The Patient's Family
Families can help patients make better decisions about their care. Some therefore believe that patient-centered approaches emphasizing patient autonomy in medical decision making should be shifted to family-centered approaches because most decision making in health care is carried out in the context of family care and obligation.
Health care professionals are valued when they establish a structured and ongoing dialogue with family members about the following:
- Treatment goals.
- Plans of care.
- Expectations regarding patient outcomes.
Caregivers report that specific and tailored direction is supportive and reduces the uncertainty they experience as they provide care. Family caregivers must be considered an integral part of the advanced cancer care partnership. In one investigation, being welcomed into the medical setting was a simple action that was greatly appreciated by caregivers and allowed them to move on with unfolding events. In taking a legitimate place in the cancer scenario, caregivers may more easily attend to their own needs alongside those of the patient. Ideally, however, the physician should check with the patient to determine his or her desires about the level of involvement that caretakers should have in making decisions.

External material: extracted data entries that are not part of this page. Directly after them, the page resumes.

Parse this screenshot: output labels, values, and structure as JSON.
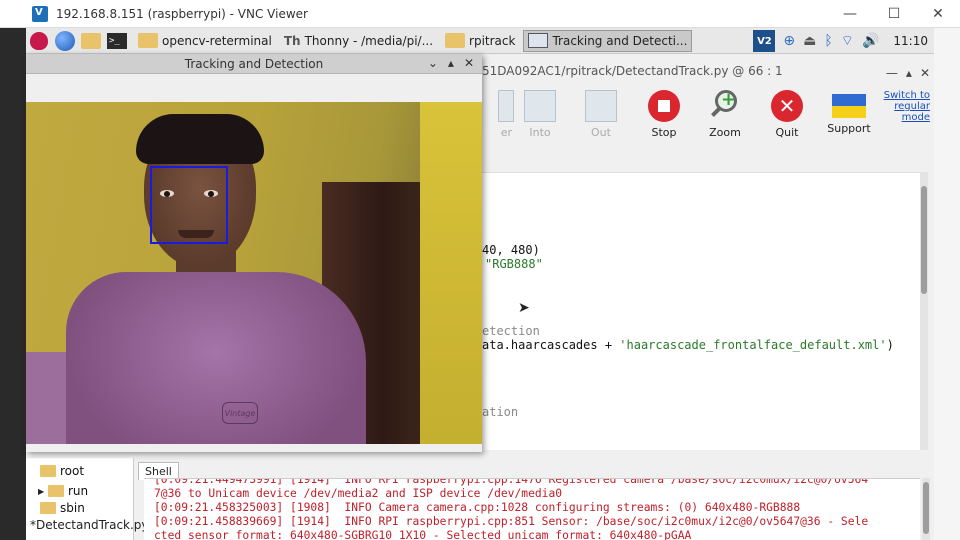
{
  "vnc": {
    "title": "192.168.8.151 (raspberrypi) - VNC Viewer",
    "minimize": "—",
    "maximize": "☐",
    "close": "✕"
  },
  "taskbar": {
    "tasks": [
      {
        "label": "opencv-reterminal",
        "icon": "folder-icon"
      },
      {
        "label": "Thonny  -  /media/pi/...",
        "icon": "thonny-icon"
      },
      {
        "label": "rpitrack",
        "icon": "folder-icon"
      },
      {
        "label": "Tracking and Detecti...",
        "icon": "window-icon",
        "active": true
      }
    ],
    "tray_ve": "V2",
    "clock": "11:10"
  },
  "thonny": {
    "title": "51DA092AC1/rpitrack/DetectandTrack.py  @  66 : 1",
    "toolbar": [
      {
        "label": "er",
        "enabled": false
      },
      {
        "label": "Into",
        "enabled": false
      },
      {
        "label": "Out",
        "enabled": false
      },
      {
        "label": "Stop",
        "enabled": true
      },
      {
        "label": "Zoom",
        "enabled": true
      },
      {
        "label": "Quit",
        "enabled": true
      },
      {
        "label": "Support",
        "enabled": true
      }
    ],
    "switch_link": "Switch to regular mode",
    "code": {
      "line1a": "40, 480)",
      "line2": "\"RGB888\"",
      "line3": "etection",
      "line4a": "ata.haarcascades + ",
      "line4b": "'haarcascade_frontalface_default.xml'",
      "line4c": ")",
      "line5": "ation"
    },
    "files": [
      {
        "name": "root",
        "expandable": false
      },
      {
        "name": "run",
        "expandable": true
      },
      {
        "name": "sbin",
        "expandable": false
      }
    ],
    "file_tab": "*DetectandTrack.py",
    "shell_tab": "Shell",
    "shell_lines": [
      "[0:09:21.449473991] [1914]  INFO RPI raspberrypi.cpp:1476 Registered camera /base/soc/i2c0mux/i2c@0/ov564",
      "7@36 to Unicam device /dev/media2 and ISP device /dev/media0",
      "[0:09:21.458325003] [1908]  INFO Camera camera.cpp:1028 configuring streams: (0) 640x480-RGB888",
      "[0:09:21.458839669] [1914]  INFO RPI raspberrypi.cpp:851 Sensor: /base/soc/i2c0mux/i2c@0/ov5647@36 - Sele",
      "cted sensor format: 640x480-SGBRG10_1X10 - Selected unicam format: 640x480-pGAA"
    ]
  },
  "cv_window": {
    "title": "Tracking and Detection",
    "ctrl_min": "⌄",
    "ctrl_max": "▴",
    "ctrl_close": "✕",
    "shirt_print": "Vintage"
  },
  "colors": {
    "face_box": "#1a1ae0",
    "shell_text": "#c0202a",
    "string_literal": "#2a7a2a"
  }
}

(Refer to the PDQ summary on Family Caregivers in Cancer: Roles and Challenges for more information.)
Other Communication Barriers
Unless directly invited, many patients are often reluctant to ask important questions about their disease and its treatment. Some researchers have found that indirect cues signaling informational and emotional needs are far more common from patients than direct requests for information or support. Concomitantly, doctors readily respond to direct expressions of need but find it difficult to detect and respond to indirect behaviors cueing patient needs.